Marek Dąbrowski i Jacek Czachor zakończyli właśnie Baja Poland 2013 na najwyższym stopniu podium - w klasyfikacji mistrzostw Polski i Strefy Europy Centralnej CEZ - oraz na drugim w cyklu Pucharu Świata.
– Kompletnie nie spodziewaliśmy się takiego wyniku. Jechaliśmy tam pełni obaw – wspomina Jacek Czachor, który pilotował Dąbrowskiego w tym rajdzie. – Tymczasem się udało.
Jak wspominają rajdowcy, podział ról, obowiązujący podczas tych zawodów był właściwie od początku. – Wiedziałem, że będę nawigował, a Marek będzie kierowcą – opowiada Czachor.
– Nie boimy się rywalizacji, bo w motocyklach było jej bardzo dużo – tłumaczą goście "Poranka OnLine". – Tym razem, choć na ostatnim odcinku założyliśmy złe opony i wiedzieliśmy, że jedną z nich przebijemy, widzieliśmy, że kolejny kierowca wciąż jest za nami. A już 4 km przed metą byliśmy pewni, że możemy być spokojni o wynik.

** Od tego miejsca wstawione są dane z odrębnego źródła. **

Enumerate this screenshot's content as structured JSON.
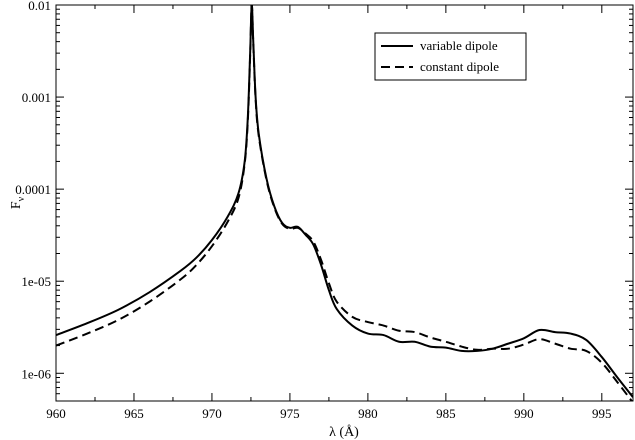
{
  "chart_data": {
    "type": "line",
    "title": "",
    "xlabel": "λ (Å)",
    "ylabel": "Fν",
    "ylabel_main": "F",
    "ylabel_sub": "ν",
    "xlim": [
      960,
      997
    ],
    "ylim": [
      5e-07,
      0.01
    ],
    "yscale": "log",
    "grid": false,
    "legend_position": "top-right",
    "x_ticks": [
      960,
      965,
      970,
      975,
      980,
      985,
      990,
      995
    ],
    "x_tick_labels": [
      "960",
      "965",
      "970",
      "975",
      "980",
      "985",
      "990",
      "995"
    ],
    "y_ticks": [
      1e-06,
      1e-05,
      0.0001,
      0.001,
      0.01
    ],
    "y_tick_labels": [
      "1e-06",
      "1e-05",
      "0.0001",
      "0.001",
      "0.01"
    ],
    "series": [
      {
        "name": "variable dipole",
        "style": "solid",
        "color": "#000000",
        "points": [
          [
            960,
            2.6e-06
          ],
          [
            962,
            3.5e-06
          ],
          [
            964,
            4.9e-06
          ],
          [
            966,
            7.6e-06
          ],
          [
            968,
            1.3e-05
          ],
          [
            969,
            1.8e-05
          ],
          [
            970,
            2.8e-05
          ],
          [
            971,
            5e-05
          ],
          [
            971.7,
            9e-05
          ],
          [
            972.1,
            0.0002
          ],
          [
            972.3,
            0.0006
          ],
          [
            972.45,
            0.003
          ],
          [
            972.55,
            0.01
          ],
          [
            972.65,
            0.004
          ],
          [
            972.8,
            0.001
          ],
          [
            973.0,
            0.0004
          ],
          [
            973.5,
            0.00013
          ],
          [
            974,
            6.5e-05
          ],
          [
            974.5,
            4.3e-05
          ],
          [
            975,
            3.8e-05
          ],
          [
            975.5,
            3.9e-05
          ],
          [
            976,
            3.2e-05
          ],
          [
            976.5,
            2.5e-05
          ],
          [
            977,
            1.5e-05
          ],
          [
            977.5,
            8e-06
          ],
          [
            978,
            5e-06
          ],
          [
            979,
            3.3e-06
          ],
          [
            980,
            2.7e-06
          ],
          [
            981,
            2.6e-06
          ],
          [
            982,
            2.2e-06
          ],
          [
            983,
            2.2e-06
          ],
          [
            984,
            1.95e-06
          ],
          [
            985,
            1.9e-06
          ],
          [
            986,
            1.75e-06
          ],
          [
            987,
            1.75e-06
          ],
          [
            988,
            1.85e-06
          ],
          [
            989,
            2.1e-06
          ],
          [
            990,
            2.4e-06
          ],
          [
            991,
            2.95e-06
          ],
          [
            992,
            2.8e-06
          ],
          [
            993,
            2.7e-06
          ],
          [
            994,
            2.3e-06
          ],
          [
            995,
            1.5e-06
          ],
          [
            996,
            9e-07
          ],
          [
            997,
            5.5e-07
          ]
        ]
      },
      {
        "name": "constant dipole",
        "style": "dashed",
        "color": "#000000",
        "points": [
          [
            960,
            2e-06
          ],
          [
            962,
            2.7e-06
          ],
          [
            964,
            3.8e-06
          ],
          [
            966,
            6e-06
          ],
          [
            968,
            1.05e-05
          ],
          [
            969,
            1.5e-05
          ],
          [
            970,
            2.4e-05
          ],
          [
            971,
            4.4e-05
          ],
          [
            971.7,
            8e-05
          ],
          [
            972.1,
            0.00019
          ],
          [
            972.3,
            0.00055
          ],
          [
            972.45,
            0.0028
          ],
          [
            972.55,
            0.01
          ],
          [
            972.65,
            0.0038
          ],
          [
            972.8,
            0.00095
          ],
          [
            973.0,
            0.00038
          ],
          [
            973.5,
            0.000125
          ],
          [
            974,
            6.3e-05
          ],
          [
            974.5,
            4.2e-05
          ],
          [
            975,
            3.7e-05
          ],
          [
            975.5,
            3.8e-05
          ],
          [
            976,
            3.3e-05
          ],
          [
            976.5,
            2.7e-05
          ],
          [
            977,
            1.7e-05
          ],
          [
            977.5,
            9.5e-06
          ],
          [
            978,
            6e-06
          ],
          [
            979,
            4.1e-06
          ],
          [
            980,
            3.6e-06
          ],
          [
            981,
            3.3e-06
          ],
          [
            982,
            2.9e-06
          ],
          [
            983,
            2.8e-06
          ],
          [
            984,
            2.45e-06
          ],
          [
            985,
            2.2e-06
          ],
          [
            986,
            1.95e-06
          ],
          [
            987,
            1.8e-06
          ],
          [
            988,
            1.85e-06
          ],
          [
            989,
            1.85e-06
          ],
          [
            990,
            2.05e-06
          ],
          [
            991,
            2.35e-06
          ],
          [
            992,
            2.1e-06
          ],
          [
            993,
            1.85e-06
          ],
          [
            994,
            1.75e-06
          ],
          [
            995,
            1.3e-06
          ],
          [
            996,
            8e-07
          ],
          [
            997,
            4.8e-07
          ]
        ]
      }
    ]
  }
}
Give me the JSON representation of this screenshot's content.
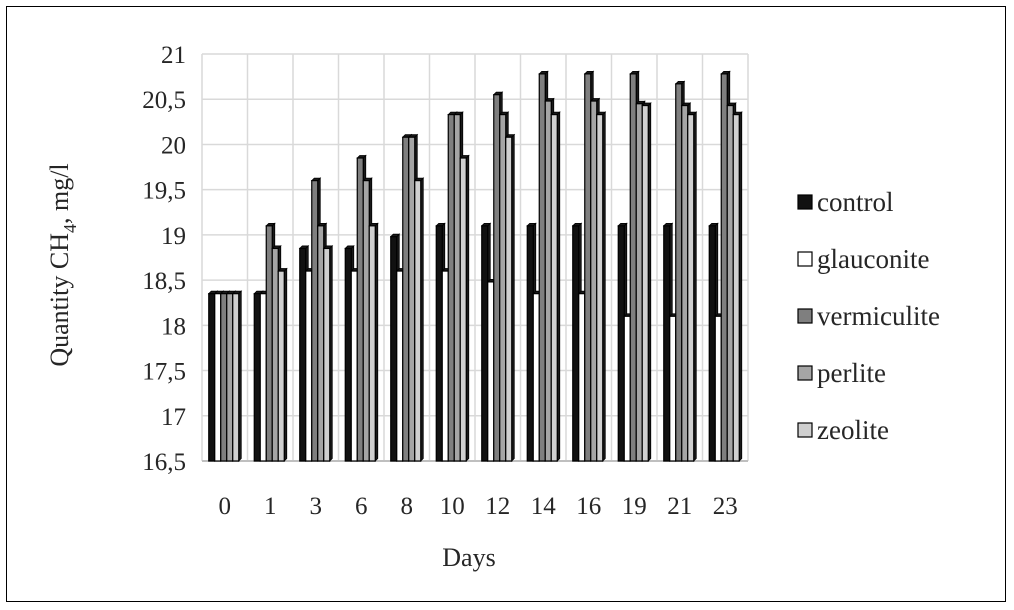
{
  "chart_data": {
    "type": "bar",
    "title": "",
    "xlabel": "Days",
    "ylabel": "Quantity CH",
    "ylabel_subscript": "4",
    "ylabel_suffix": ", mg/l",
    "ylim": [
      16.5,
      21
    ],
    "yticks": [
      "16,5",
      "17",
      "17,5",
      "18",
      "18,5",
      "19",
      "19,5",
      "20",
      "20,5",
      "21"
    ],
    "ytick_values": [
      16.5,
      17,
      17.5,
      18,
      18.5,
      19,
      19.5,
      20,
      20.5,
      21
    ],
    "categories": [
      "0",
      "1",
      "3",
      "6",
      "8",
      "10",
      "12",
      "14",
      "16",
      "19",
      "21",
      "23"
    ],
    "grid": true,
    "legend_position": "right",
    "series": [
      {
        "name": "control",
        "color": "#111111",
        "values": [
          18.35,
          18.35,
          18.85,
          18.85,
          18.98,
          19.1,
          19.1,
          19.1,
          19.1,
          19.1,
          19.1,
          19.1
        ]
      },
      {
        "name": "glauconite",
        "color": "#ffffff",
        "values": [
          18.35,
          18.35,
          18.6,
          18.6,
          18.6,
          18.6,
          18.48,
          18.35,
          18.35,
          18.1,
          18.1,
          18.1
        ]
      },
      {
        "name": "vermiculite",
        "color": "#7f7f7f",
        "values": [
          18.35,
          19.1,
          19.6,
          19.85,
          20.08,
          20.33,
          20.55,
          20.78,
          20.78,
          20.78,
          20.67,
          20.78
        ]
      },
      {
        "name": "perlite",
        "color": "#a5a5a5",
        "values": [
          18.35,
          18.85,
          19.1,
          19.6,
          20.08,
          20.33,
          20.33,
          20.48,
          20.48,
          20.45,
          20.43,
          20.43
        ]
      },
      {
        "name": "zeolite",
        "color": "#d0d0d0",
        "values": [
          18.35,
          18.6,
          18.85,
          19.1,
          19.6,
          19.85,
          20.08,
          20.33,
          20.33,
          20.43,
          20.33,
          20.33
        ]
      }
    ]
  }
}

Przed nimi kolejne wyzwania, m.in. pustynia w Maroku, kamieniste drogi Portugalii. Docelowo chcą przejechać legendarny Rajd Dakar. – To taka olimpiada – przyznają goście Czwórki. – Zawody najdłuższe, najtrudniejsze, najbardziej medialne. Ten, kto wystartuje i zajmie dobre miejsce, jest królem.